A simple-looking rational limit

Question

Please help me compute: $$ \lim_{z\to 0}\frac{\sqrt{2(z-\log(1+z))}}{z} $$ I know the answer is 1 because I plugged it into Mathematica. Attempts with L'Hopital's Rule didn't work. This a step in an exercise for my self-study project.

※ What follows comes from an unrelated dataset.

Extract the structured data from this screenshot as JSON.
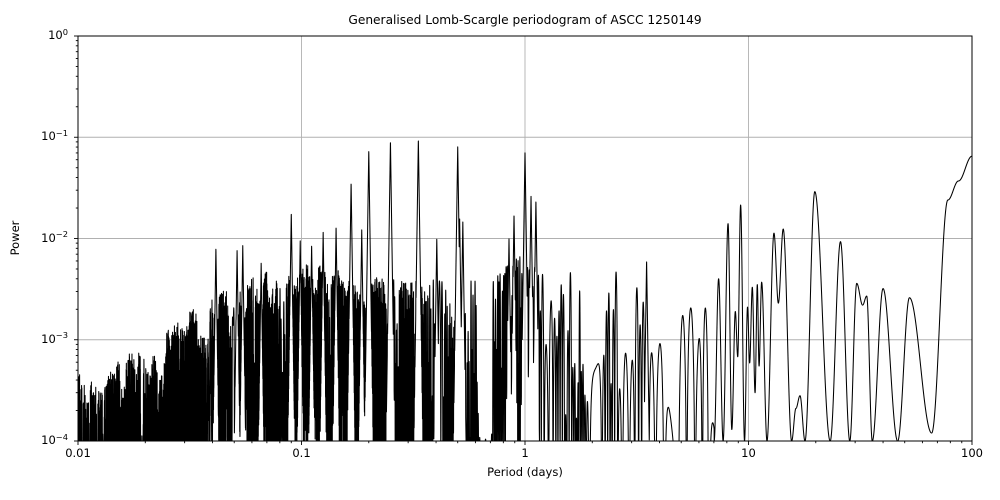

Thanks!

Answer 1

Using Taylor series $$\log (1+z)\sim_0 z-\frac{z^2}{2}$$ we get

$$\frac{\sqrt{2(z-\log(1+z))}}{z}\sim_0\frac{|z|}{z}\sim\left\{\begin{array}[cc]\\1\;&\text{at}\; 0^+\\-1\;&\text{at}\; 0^-\end{array}\right.$$ so the limit doesn't exist.

Answer 2

$$\log(1+z)=z-\frac{z^2}2+\frac{z^3}3-\cdots$$

So, $$z-\log(1+z)=\frac{z^2}2-\frac{z^3}3+\cdots$$

Answer 3

Apply L'Hopital's rule to the square of the function: $$\lim_{z\to 0}\frac{2(z-\log(1+z))}{z^2}=\lim_{z\to 0}\frac{2(1-\frac{1}{1+z})}{2z}=\cdots=1\ .$$ See if you can fill in the working and then finish your problem for $z\to0^+$.

In fact, if you look carefully at the limit as $z\to0^-$ you will find it is different. So the (proper, "two-sided") limit does not exist.